Casey Wellman, C, MIN - The shockingly successful Wild (tied for first in the West!) called up Wellman for depth, but didn't play him before shipping him back to AHL Houston, where the 24-year-old centerman has been killing it with 11 goals and 17 points in 18 games. An undrafted free agent out of UMass Amherst, the California native has played in 27 games over the last two NHL seasons, recording only six points, but the offensive upside is obviously there. Still, he's dangerously close to falling into that dreaded "career AHLer" category.

Eddie Lack, G, VAN - Lack got a quick call-up to back up Corey Schneider while Roberto Luongo was banged up, but apparently Bobby Lou is well enough that Lack was sent back down to AHL Chicago, where the 23-year-old undrafted Swede has continued to build his prospect status from the ground up. Last year's breakout in the minors (.926 save percentage, 2.26 GAA over 53 games) is hard to duplicate, but he's been plenty solid with a .918 and 2.47 in the early going this year. Unfortunately, he's going to need a major injury or a trade (whether it's Lack or one of Vancouver's two NHL-level studs who gets dealt) to approach fantasy relevance.

The Future to Come

Every week in this space, I'll feature one college player and one junior player who are making their mark.

This week's college prospect is Jaden Schwartz, a first-round pick by the St. Louis Blues in 2010 and a standout center for the Colorado College Tigers. In the 19-year-old's short hockey career, he's been responsible for breaking his high school team's scoring records (held by some guys named Vincent Lecavalier and Brad Richards), put together a dominating season for the USHL's Tri-City Storm (83 points in 60 games at age 17), and tied for 17th in college scoring last season despite only playing 30 games - the fewest of anyone in the top 50. As a freshman last year, Schwartz averaged 1.57 points per game, the third-best rate in the nation, for a Colorado College team that had few other players ticketed for the NHL. It's been a similar story this year for Schwartz, who's played just nine games, but ripped off six goals and seven assists, again good for one of the top points-per-game marks in the nation. A fractured ankle knocked him out of the World Junior Championships last year and contributed to him missing a third of the Tigers' games, but Schwartz shouldn't be considered overly injury-prone - the reason that he's only played nine games this year is that his team has only played nine games this year despite other teams having skated in as many as 14 contests.

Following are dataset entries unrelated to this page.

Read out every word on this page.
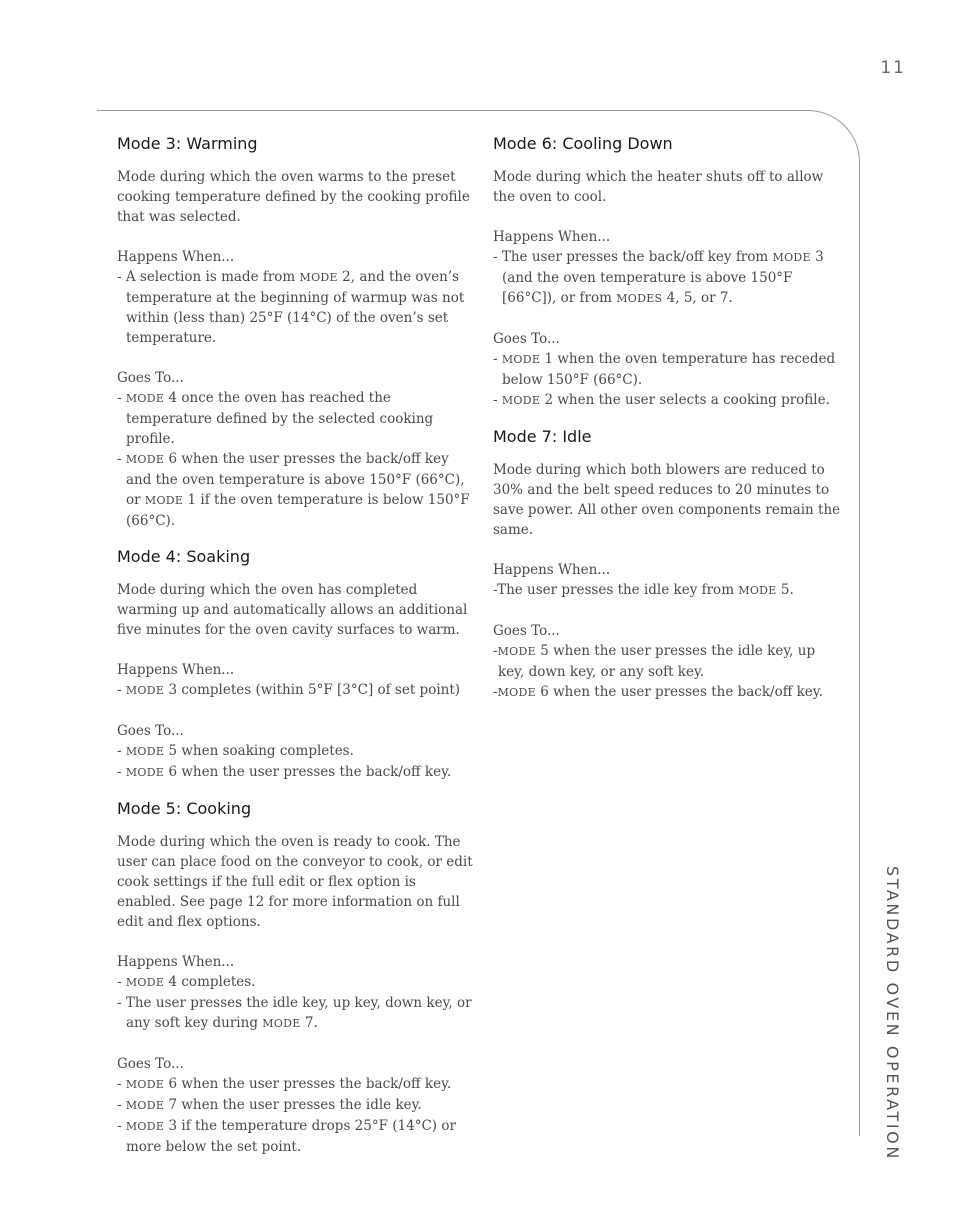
11
STANDARD OVEN OPERATION
Mode 3: Warming

Mode during which the oven warms to the preset cooking temperature defined by the cooking profile that was selected.

Happens When...

- A selection is made from MODE 2, and the oven’s temperature at the beginning of warmup was not within (less than) 25°F (14°C) of the oven’s set temperature.

Goes To...

- MODE 4 once the oven has reached the temperature defined by the selected cooking profile.
- MODE 6 when the user presses the back/off key and the oven temperature is above 150°F (66°C), or MODE 1 if the oven temperature is below 150°F (66°C).
Mode 4: Soaking

Mode during which the oven has completed warming up and automatically allows an additional five minutes for the oven cavity surfaces to warm.

Happens When...

- MODE 3 completes (within 5°F [3°C] of set point)

Goes To...

- MODE 5 when soaking completes.
- MODE 6 when the user presses the back/off key.
Mode 5: Cooking

Mode during which the oven is ready to cook. The user can place food on the conveyor to cook, or edit cook settings if the full edit or flex option is enabled. See page 12 for more information on full edit and flex options.

Happens When...

- MODE 4 completes.
- The user presses the idle key, up key, down key, or any soft key during MODE 7.

Goes To...

- MODE 6 when the user presses the back/off key.
- MODE 7 when the user presses the idle key.
- MODE 3 if the temperature drops 25°F (14°C) or more below the set point.
Mode 6: Cooling Down

Mode during which the heater shuts off to allow the oven to cool.

Happens When...

- The user presses the back/off key from MODE 3 (and the oven temperature is above 150°F [66°C]), or from MODES 4, 5, or 7.

Goes To...

- MODE 1 when the oven temperature has receded below 150°F (66°C).
- MODE 2 when the user selects a cooking profile.
Mode 7: Idle

Mode during which both blowers are reduced to 30% and the belt speed reduces to 20 minutes to save power. All other oven components remain the same.

Happens When...

-The user presses the idle key from MODE 5.

Goes To...

-MODE 5 when the user presses the idle key, up key, down key, or any soft key.
-MODE 6 when the user presses the back/off key.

Our junior prospect of the week is Tanner Pearson, a 19-year-old left wing for the OHL's Barrie Colts and the leading scorer on a points-per-game basis in all of junior hockey. Twice the OHL Player of the Week already this year, Pearson has racked up an eye-opening 51 points (18 goals, 33 assists) in only 22 games with Barrie - that's 2.32 points per game, almost a Crosby-esque pace. Those are stunning numbers from a player who flew completely under the radar before this year. He had a decent, but unimpressive 42-point major junior debut in 66 games last year, but this year has been, well, a revelation - and, better yet, Pearson isn't one of those undersized kids that I so love. He's grown up - way up - since being selected by Barrie in the midget draft in 2008. Back then, he was a little kid at 5-9, 155, but today, Pearson is a robust six feet tall and weighs nearly 200 pounds. Pearson was eligible for the 2011 NHL draft, and was passed up by every single team, but if he keeps up anything resembling this scoring rate, he could find himself taken in the first round in 2012, just one year after no one wanted him.